Ulasanrakyat.Com – Lubuklinggau.
Di tengah sorotan tajam publik terhadap wajah penegakan hukum. Yang masih dinilai belum maksimal dengan harapan, kemunculan LBH Nuansa Keadilan Rakyat Indonesia menjadi sinyal kuat bahwa perlawanan terhadap ketidakadilan belum padam. Bahkan, kehadirannya membawa pesan yang lebih berani: hukum harus kembali ke hakikatnya melindungi, bukan menekan.
Selaku Pembina, Haries Sugiatso, S.T., S.H., M.H., didampingi Ketua Feri Isrop, S.H., menegaskan bahwa lembaga ini lahir bukan sekadar sebagai organisasi bantuan hukum biasa. Mereka datang dengan visi besar dan sikap tegas menantang sistem yang selama ini dianggap belum sepenuhnya berpihak kepada rakyat kecil.
Dengan mengusung slogan “Keadilan Tanpa Syarat, Sejahtera Bagi Seluruh Rakyat,” LBH ini mencoba mendobrak realitas pahit yang selama ini dirasakan masyarakat: keadilan kerap terasa mahal, rumit, dan sulit dijangkau.
Fakta di lapangan berbicara jelas. Banyak masyarakat miskin, kelompok marjinal, hingga korban ketidakadilan sistemik memilih diam. Bukan karena tidak ingin melawan, tetapi karena terbentur biaya tinggi, proses hukum yang berbelit, dan minimnya pemahaman hukum. Dalam kondisi seperti ini, hukum justru terasa seperti milik segelintir orang, bukan milik semua.
Melihat kondisi tersebut, LBH Nuansa Keadilan Rakyat Indonesia tidak tinggal diam. Mereka menegaskan komitmen untuk menjadi pilar utama penegakan hukum yang berkeadilan.
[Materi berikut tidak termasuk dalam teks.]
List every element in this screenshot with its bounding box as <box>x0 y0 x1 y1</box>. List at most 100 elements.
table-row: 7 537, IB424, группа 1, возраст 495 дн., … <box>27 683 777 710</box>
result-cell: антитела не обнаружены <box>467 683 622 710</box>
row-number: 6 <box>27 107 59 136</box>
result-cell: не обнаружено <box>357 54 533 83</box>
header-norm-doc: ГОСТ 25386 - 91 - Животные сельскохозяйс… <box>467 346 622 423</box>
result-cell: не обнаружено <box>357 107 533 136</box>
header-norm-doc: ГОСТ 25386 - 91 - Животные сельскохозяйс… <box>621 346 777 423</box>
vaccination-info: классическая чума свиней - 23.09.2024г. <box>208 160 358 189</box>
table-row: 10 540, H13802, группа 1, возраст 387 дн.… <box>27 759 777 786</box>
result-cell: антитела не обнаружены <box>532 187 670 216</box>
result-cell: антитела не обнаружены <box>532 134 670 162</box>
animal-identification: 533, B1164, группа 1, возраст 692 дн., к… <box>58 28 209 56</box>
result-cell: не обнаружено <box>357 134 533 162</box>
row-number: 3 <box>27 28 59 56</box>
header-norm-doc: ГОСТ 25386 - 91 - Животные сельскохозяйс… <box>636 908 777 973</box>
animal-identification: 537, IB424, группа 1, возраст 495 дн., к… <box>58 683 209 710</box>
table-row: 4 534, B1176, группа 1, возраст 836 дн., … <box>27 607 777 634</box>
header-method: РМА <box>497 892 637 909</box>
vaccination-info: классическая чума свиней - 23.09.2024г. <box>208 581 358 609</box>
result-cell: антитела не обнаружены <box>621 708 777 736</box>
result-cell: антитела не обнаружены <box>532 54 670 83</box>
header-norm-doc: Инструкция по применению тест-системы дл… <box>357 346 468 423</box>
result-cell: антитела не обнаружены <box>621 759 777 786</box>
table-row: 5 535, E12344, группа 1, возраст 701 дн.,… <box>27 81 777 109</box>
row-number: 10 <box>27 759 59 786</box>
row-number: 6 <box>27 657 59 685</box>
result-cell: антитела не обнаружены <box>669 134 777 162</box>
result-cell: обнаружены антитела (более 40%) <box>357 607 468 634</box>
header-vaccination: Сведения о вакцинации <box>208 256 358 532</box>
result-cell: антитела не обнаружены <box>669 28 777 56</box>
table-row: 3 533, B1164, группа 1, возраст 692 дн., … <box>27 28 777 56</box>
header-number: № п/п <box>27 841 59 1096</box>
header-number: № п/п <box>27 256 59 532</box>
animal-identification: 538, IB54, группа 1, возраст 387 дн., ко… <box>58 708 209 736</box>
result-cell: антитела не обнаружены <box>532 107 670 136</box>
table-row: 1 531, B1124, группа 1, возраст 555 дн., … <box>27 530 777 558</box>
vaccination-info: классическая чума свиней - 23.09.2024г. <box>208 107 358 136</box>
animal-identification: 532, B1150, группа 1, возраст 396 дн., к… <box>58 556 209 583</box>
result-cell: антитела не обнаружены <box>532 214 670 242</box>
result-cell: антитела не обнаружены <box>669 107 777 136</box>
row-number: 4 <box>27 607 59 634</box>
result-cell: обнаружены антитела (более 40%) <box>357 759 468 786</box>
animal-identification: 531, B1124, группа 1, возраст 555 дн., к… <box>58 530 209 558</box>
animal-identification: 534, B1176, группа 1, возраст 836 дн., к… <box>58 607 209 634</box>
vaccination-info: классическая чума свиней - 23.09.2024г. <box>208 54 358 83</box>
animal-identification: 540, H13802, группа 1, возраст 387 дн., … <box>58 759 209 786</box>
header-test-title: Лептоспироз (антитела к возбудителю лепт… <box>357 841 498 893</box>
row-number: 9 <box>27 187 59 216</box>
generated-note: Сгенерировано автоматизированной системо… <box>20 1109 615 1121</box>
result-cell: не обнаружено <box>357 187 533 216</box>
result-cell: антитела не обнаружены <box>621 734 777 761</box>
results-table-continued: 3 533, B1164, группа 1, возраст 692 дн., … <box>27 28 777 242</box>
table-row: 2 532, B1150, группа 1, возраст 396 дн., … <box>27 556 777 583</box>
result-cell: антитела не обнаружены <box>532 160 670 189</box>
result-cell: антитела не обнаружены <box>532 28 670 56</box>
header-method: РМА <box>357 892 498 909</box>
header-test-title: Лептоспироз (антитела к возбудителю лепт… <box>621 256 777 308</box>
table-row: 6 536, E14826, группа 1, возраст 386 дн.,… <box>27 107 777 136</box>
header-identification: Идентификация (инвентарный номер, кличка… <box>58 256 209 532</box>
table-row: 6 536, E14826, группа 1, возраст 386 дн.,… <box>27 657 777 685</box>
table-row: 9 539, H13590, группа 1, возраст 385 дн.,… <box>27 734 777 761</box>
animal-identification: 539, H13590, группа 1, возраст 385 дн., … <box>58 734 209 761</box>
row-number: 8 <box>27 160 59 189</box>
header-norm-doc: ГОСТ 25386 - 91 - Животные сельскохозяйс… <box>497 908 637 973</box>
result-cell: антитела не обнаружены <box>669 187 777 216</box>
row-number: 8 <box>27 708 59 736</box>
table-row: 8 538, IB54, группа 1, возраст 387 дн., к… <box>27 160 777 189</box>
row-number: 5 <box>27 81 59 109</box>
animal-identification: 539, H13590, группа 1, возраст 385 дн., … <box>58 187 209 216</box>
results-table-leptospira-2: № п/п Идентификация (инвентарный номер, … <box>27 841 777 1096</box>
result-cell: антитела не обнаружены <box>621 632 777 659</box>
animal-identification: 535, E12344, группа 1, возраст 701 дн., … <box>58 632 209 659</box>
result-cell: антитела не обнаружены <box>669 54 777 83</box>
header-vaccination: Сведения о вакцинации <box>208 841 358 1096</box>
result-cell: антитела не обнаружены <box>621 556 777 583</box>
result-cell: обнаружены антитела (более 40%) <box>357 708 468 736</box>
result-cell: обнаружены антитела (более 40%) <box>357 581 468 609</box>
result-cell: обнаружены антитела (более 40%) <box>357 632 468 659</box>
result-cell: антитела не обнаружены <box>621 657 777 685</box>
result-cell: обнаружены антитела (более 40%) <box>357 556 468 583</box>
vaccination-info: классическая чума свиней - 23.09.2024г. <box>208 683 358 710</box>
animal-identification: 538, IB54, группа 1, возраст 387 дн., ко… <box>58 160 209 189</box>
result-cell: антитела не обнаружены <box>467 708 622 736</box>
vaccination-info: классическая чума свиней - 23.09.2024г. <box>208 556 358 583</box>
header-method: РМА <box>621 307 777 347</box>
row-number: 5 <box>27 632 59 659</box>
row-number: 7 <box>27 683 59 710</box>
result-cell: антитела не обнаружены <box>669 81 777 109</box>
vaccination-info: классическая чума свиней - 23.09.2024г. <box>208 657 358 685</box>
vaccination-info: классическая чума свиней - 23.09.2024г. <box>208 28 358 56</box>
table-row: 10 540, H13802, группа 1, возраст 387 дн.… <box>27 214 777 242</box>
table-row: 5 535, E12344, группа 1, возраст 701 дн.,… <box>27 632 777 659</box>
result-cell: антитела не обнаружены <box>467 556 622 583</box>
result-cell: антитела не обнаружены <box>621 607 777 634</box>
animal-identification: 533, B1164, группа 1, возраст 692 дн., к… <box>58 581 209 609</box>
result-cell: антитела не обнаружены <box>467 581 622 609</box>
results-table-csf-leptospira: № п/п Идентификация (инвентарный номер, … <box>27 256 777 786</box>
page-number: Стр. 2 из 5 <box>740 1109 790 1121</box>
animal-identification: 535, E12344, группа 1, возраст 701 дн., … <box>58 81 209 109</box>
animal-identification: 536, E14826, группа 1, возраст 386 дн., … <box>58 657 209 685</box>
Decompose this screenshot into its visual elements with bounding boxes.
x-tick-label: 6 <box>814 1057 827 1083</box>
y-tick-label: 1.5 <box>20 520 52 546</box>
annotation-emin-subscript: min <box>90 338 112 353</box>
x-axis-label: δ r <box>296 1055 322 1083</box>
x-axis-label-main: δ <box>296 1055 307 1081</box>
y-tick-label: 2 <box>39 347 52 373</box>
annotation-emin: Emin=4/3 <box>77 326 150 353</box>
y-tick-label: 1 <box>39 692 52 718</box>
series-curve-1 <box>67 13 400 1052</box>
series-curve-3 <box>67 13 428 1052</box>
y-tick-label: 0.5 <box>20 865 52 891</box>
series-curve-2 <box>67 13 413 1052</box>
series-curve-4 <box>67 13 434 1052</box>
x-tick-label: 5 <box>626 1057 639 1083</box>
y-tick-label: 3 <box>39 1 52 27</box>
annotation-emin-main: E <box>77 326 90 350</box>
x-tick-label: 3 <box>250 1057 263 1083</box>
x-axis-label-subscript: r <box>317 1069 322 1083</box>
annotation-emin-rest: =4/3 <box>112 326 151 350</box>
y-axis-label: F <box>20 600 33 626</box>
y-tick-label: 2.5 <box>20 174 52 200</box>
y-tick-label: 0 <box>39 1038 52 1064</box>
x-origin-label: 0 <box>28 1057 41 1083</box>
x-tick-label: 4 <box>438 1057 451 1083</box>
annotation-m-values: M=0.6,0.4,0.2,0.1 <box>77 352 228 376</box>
Bukan sekadar slogan, tetapi arah perjuangan yang konkret: menciptakan masyarakat yang sadar hukum, berani memperjuangkan haknya, dan setara di hadapan konstitusi.
Langkah nyata langsung disiapkan. Salah satunya adalah membuka akses bantuan hukum gratis (pro bono) seluas-luasnya. Ini bukan sekadar program sosial, melainkan bentuk kritik keras terhadap sistem yang sering kali menjadikan keadilan sebagai komoditas.
Namun mereka sadar, bantuan hukum saja tidak cukup. Akar masalahnya ada pada ketidaktahuan. Karena itu, edukasi hukum menjadi prioritas utama. Penyuluhan akan digencarkan dengan pendekatan sederhana dan mudah dipahami, menyasar langsung masyarakat di lapisan paling bawah.
Lebih jauh, strategi kaderisasi paralegal di tingkat desa dan komunitas mulai digarap. Tujuannya jelas: menghadirkan akses hukum hingga ke akar rumput. Dengan cara ini, masyarakat tidak lagi harus bergantung pada pusat kota untuk mendapatkan pendampingan hukum.
Langkah yang tak kalah berani adalah komitmen mendorong reformasi kebijakan. LBH ini siap melakukan advokasi hingga uji materi terhadap aturan yang dianggap diskriminatif. Ini menjadi bukti bahwa perjuangan mereka tidak hanya di ruang sidang, tetapi juga menyasar perubahan sistem secara menyeluruh.
Dalam praktiknya, pendekatan litigasi dan non-litigasi akan berjalan beriringan. Mediasi akan dikedepankan sebagai solusi yang lebih manusiawi, tanpa meninggalkan prinsip keadilan dan kebenaran sebagai landasan utama.
Kehadiran LBH Nuansa Keadilan Rakyat Indonesia kini menjadi perhatian publik. Di tengah meningkatnya kesadaran masyarakat terhadap pentingnya keadilan, gerakan ini berpotensi menjadi kekuatan baru yang mampu menekan ketimpangan hukum yang sudah lama mengakar.
Namun publik tidak hanya berharap mereka juga menunggu. Apakah konsep “keadilan tanpa syarat” benar-benar bisa diwujudkan? Atau justru akan tergerus oleh kerasnya realitas hukum di Indonesia?
Satu hal yang pasti, langkah telah dimulai. Dan bagi rakyat kecil yang selama ini terpinggirkan, ini bukan sekadar berita melainkan secercah harapan yang akhirnya menemukan jalannya.